Georg Fischer relies on the strategy of controlling risks and
implements various tools to this effect. Together with the provision
for comprehensive and effective insurance coverage, enterprise
risk management involves the systematic identification, assessment
and reporting of strategic, operative and financial risks.
Georg Fischer identifies all relevant risks for the entire Corporation
concerning the risk fields of markets, leadership and resources,
operations as well as finances. During the past business year, persons
responsible for risk management of the corporate groups defined,
together with the CRO and operative management, the risks
relevant to their respective fields. The assessment of risks was illustrated on risk maps according to the criteria of exposure and
probability of occurrence.
Strategic risks are primarily appraised by the Board of
Directors; financial and operative risks by the President and CEO
and the Executive Committee. To a large degree, enterprise risk
management is an integral part of planning and managerial processes.

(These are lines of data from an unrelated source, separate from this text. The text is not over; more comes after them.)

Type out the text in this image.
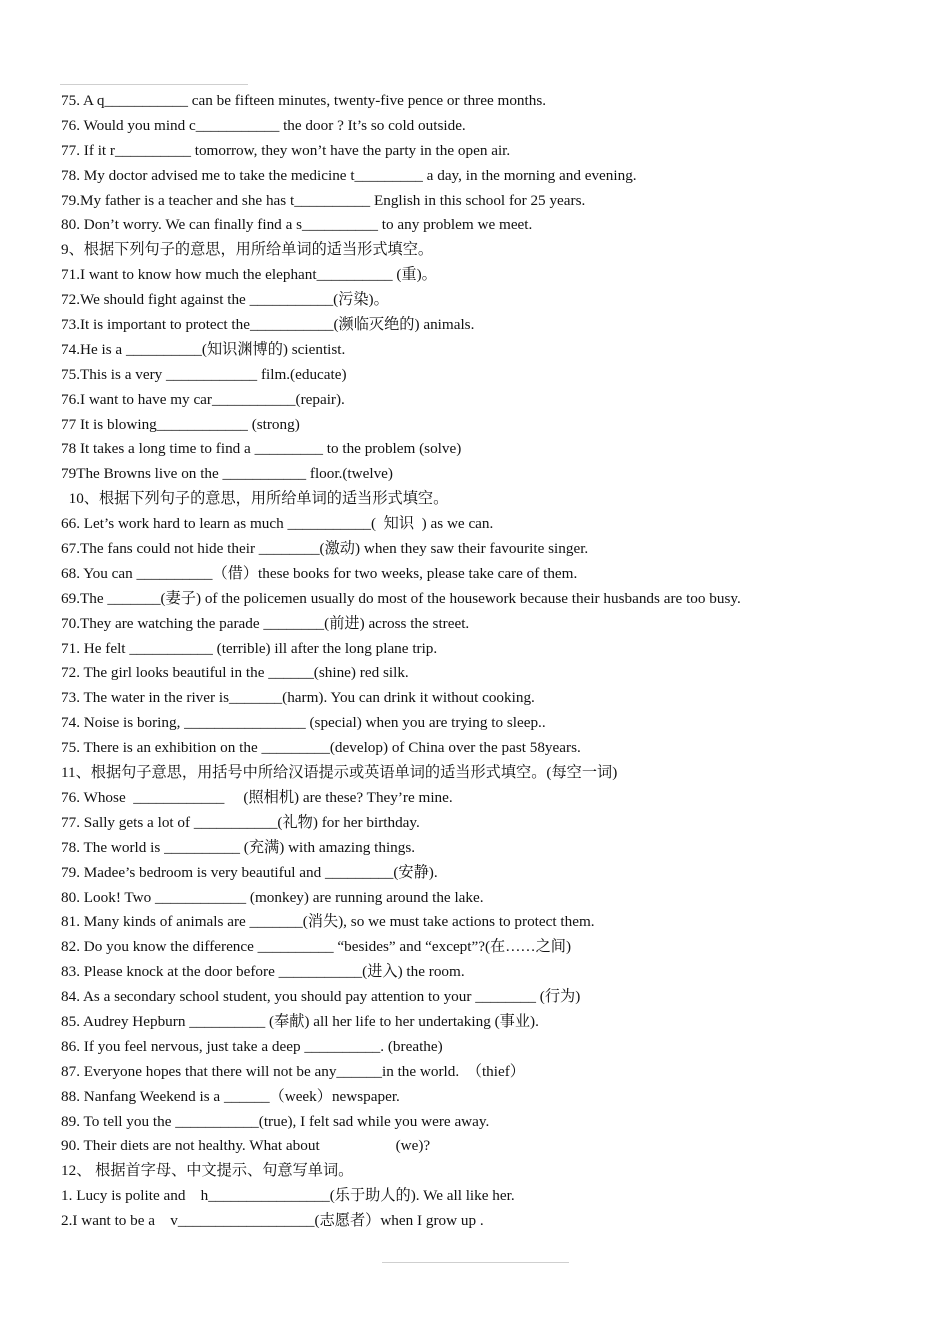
75. A q___________ can be fifteen minutes, twenty-five pence or three months.
76. Would you mind c___________ the door ? It’s so cold outside.
77. If it r__________ tomorrow, they won’t have the party in the open air.
78. My doctor advised me to take the medicine t_________ a day, in the morning and evening.
79.My father is a teacher and she has t__________ English in this school for 25 years.
80. Don’t worry. We can finally find a s__________ to any problem we meet.
9、根据下列句子的意思，用所给单词的适当形式填空。
71.I want to know how much the elephant__________ (重)。
72.We should fight against the ___________(污染)。
73.It is important to protect the___________(濒临灭绝的) animals.
74.He is a __________(知识渊博的) scientist.
75.This is a very ____________ film.(educate)
76.I want to have my car___________(repair).
77 It is blowing____________ (strong)
78 It takes a long time to find a _________ to the problem (solve)
79The Browns live on the ___________ floor.(twelve)
10、根据下列句子的意思，用所给单词的适当形式填空。
66. Let’s work hard to learn as much ___________(  知识  ) as we can.
67.The fans could not hide their ________(激动) when they saw their favourite singer.
68. You can __________（借）these books for two weeks, please take care of them.
69.The _______(妻子) of the policemen usually do most of the housework because their husbands are too busy.
70.They are watching the parade ________(前进) across the street.
71. He felt ___________ (terrible) ill after the long plane trip.
72. The girl looks beautiful in the ______(shine) red silk.
73. The water in the river is_______(harm). You can drink it without cooking.
74. Noise is boring, ________________ (special) when you are trying to sleep..
75. There is an exhibition on the _________(develop) of China over the past 58years.
11、根据句子意思，用括号中所给汉语提示或英语单词的适当形式填空。(每空一词)
76. Whose  ____________     (照相机) are these? They’re mine.
77. Sally gets a lot of ___________(礼物) for her birthday.
78. The world is __________ (充满) with amazing things.
79. Madee’s bedroom is very beautiful and _________(安静).
80. Look! Two ____________ (monkey) are running around the lake.
81. Many kinds of animals are _______(消失), so we must take actions to protect them.
82. Do you know the difference __________ “besides” and “except”?(在……之间)
83. Please knock at the door before ___________(进入) the room.
84. As a secondary school student, you should pay attention to your ________ (行为)
85. Audrey Hepburn __________ (奉献) all her life to her undertaking (事业).
86. If you feel nervous, just take a deep __________. (breathe)
87. Everyone hopes that there will not be any______in the world.  （thief）
88. Nanfang Weekend is a ______（week）newspaper.
89. To tell you the ___________(true), I felt sad while you were away.
90. Their diets are not healthy. What about                    (we)?
12、 根据首字母、中文提示、句意写单词。
1. Lucy is polite and    h________________(乐于助人的). We all like her.
2.I want to be a    v__________________(志愿者）when I grow up .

The service divisions involved in enterprise risk
management at the corporate level are, by name, the heads of
Corporate Controlling, Corporate Compliance, Human Resources,
Internal Audit, Communication, Corporate Planning, Legal, Risk
Management and Treasury.
Reports on risk management are presented on a quarterly
basis within the Corporate Groups, biannually to the Executive
Committee and annually to the Board of Directors. Risks involving
a gross exposure exceeding CHF 100 million must be brought to
the attention of the Board.
Risks can never be fully precluded in production in general,
and especially not in the foundries. The careful analysis and
minimization of risks contributes to a greater process stability and
thus to a more reliable supply to the customers. Georg Fischer
attaches a high degree of importance to these aspects. Consequently,
nearly all production sites meet a standard of HPR (Highly Protected Risks) or HMP (Highly Managed Prevention) and
are regularly inspected by an external specialized team. During
the past business year, inspections were carried out at 15 [previous
year: 25] of a total of 41 [previous year: 40] production sites.
The results are discussed with the sites concerned and the
management and, when necessary, measures are agreed upon.
Together with the corporate subsidiaries and corporate
groups, Risk Management developed technical and organizational
corporate standards which serve as the basis both for internal
purposes and for stipulations in dealing with external advisors and
insurance companies. These corporate standards define
measures for the sites of Georg Fischer which are to be implemented
in order to prevent major business interruptions and
to protect tangible assets. By the end of the year under review,
72 percent of the insured assets of the Corporation were classified
as highly protected risks (HPR). This percentage is being constantly
increased by suitable operational measures.
With the Sustainability Information System (SIS), environmental
figures (since 1997) and social figures (since 2005) are
systematically gathered and evaluated for the Corporation as a
whole. The results are published in the annual “Sustainability
Report”, taking into account the Sustainability Reporting Framework
of the Global Reporting Initiative (GRI). The report is audited
by the Swiss Association for Quality and Management Systems
(SQS).
The dealings with financial risks are explained in the financial
section on pages 71 to 73 in the annual report 2007.